Anche oggi la rivelazione di Dio nell’umanità di Gesù può suscitare scandalo e non è facile da accettare. È quello che San Paolo chiama la “stoltezza” del Vangelo di fronte a chi cerca i miracoli o la sapienza mondana (cfr. 1 Cor 1, 18-25). E questa “scandalosità” è ben rappresentata dal sacramento dell’Eucaristia: che senso può avere, agli occhi del mondo, inginocchiarsi davanti a un pezzo di pane? Perché mai nutrirsi assiduamente di questo pane? Il mondo si scandalizza.

Di fronte al gesto prodigioso di Gesù che con cinque pani e due pesci sfama migliaia di persone, tutti lo acclamano e vogliono portarlo in trionfo, farlo re. Ma quando Lui stesso spiega che quel gesto è segno del suo sacrificio, cioè del dono della sua vita, della sua carne e del suo sangue, e che chi vuole seguirlo deve assimilare Lui, la sua umanità donata per Dio e per gli altri, allora non piace, questo Gesù ci mette in crisi. Anzi, preoccupiamoci se non ci mette in crisi, perché forse abbiamo annacquato il suo messaggio! E chiediamo la grazia di lasciarci provocare e convertire dalle sue “parole di vita eterna”. E Maria Santissima, che ha portato nella carne il Figlio Gesù e si è unita al suo sacrificio, ci aiuti a testimoniare sempre la nostra fede con la vita concreta.

Al termine della preghiera mariana, il Papa ha salutato i fedeli presenti con queste parole.

Cari fratelli e sorelle,

saluto tutti voi, fedeli di Roma e pellegrini di diversi Paesi. Tanti Paesi sono qui, vedo nelle bandiere...

In particolare, saluto i sacerdoti e i seminaristi del Pontificio Collegio Nord Americano — sono lì —; come pure le famiglie di Abbiategrasso e i motociclisti del Polesine.
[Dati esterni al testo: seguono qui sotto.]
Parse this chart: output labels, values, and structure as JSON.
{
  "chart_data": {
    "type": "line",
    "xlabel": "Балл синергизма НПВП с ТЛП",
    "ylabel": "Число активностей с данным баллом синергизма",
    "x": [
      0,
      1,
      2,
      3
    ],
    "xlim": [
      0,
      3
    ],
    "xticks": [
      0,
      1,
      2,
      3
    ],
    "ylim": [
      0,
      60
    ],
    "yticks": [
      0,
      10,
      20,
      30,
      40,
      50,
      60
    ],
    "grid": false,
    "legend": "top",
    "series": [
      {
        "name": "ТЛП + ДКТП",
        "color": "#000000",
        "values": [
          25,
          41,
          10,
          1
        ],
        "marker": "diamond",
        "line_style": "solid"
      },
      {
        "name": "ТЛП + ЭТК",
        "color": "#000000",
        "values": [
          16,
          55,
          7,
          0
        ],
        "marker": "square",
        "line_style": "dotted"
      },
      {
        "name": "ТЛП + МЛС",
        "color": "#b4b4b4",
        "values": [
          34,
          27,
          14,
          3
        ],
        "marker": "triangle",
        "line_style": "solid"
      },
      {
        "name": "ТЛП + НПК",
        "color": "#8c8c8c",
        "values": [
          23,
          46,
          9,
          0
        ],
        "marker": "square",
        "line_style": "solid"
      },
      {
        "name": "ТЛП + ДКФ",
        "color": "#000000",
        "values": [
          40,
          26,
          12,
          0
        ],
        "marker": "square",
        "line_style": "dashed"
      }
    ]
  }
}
Anche questa domenica sono contento di salutare diversi gruppi di giovani: da Cornuda, Covolo di Piave e Nogaré nella diocesi di Treviso, da Rogoredo a Milano, da Dalmine, da Cagliari, da Pescantina presso Verona, e il gruppo di scout di Mantova. Cari ragazzi e ragazze, molti di voi avete fatto l’esperienza di un lungo cammino insieme: che questo vi aiuti a camminare nella vita sulla via del Vangelo. E saluto anche i ragazzi dell’Immacolata.

Auguro a tutti una buona domenica. Per favore, non dimenticatevi di pregare per me. Buon pranzo e arrivederci!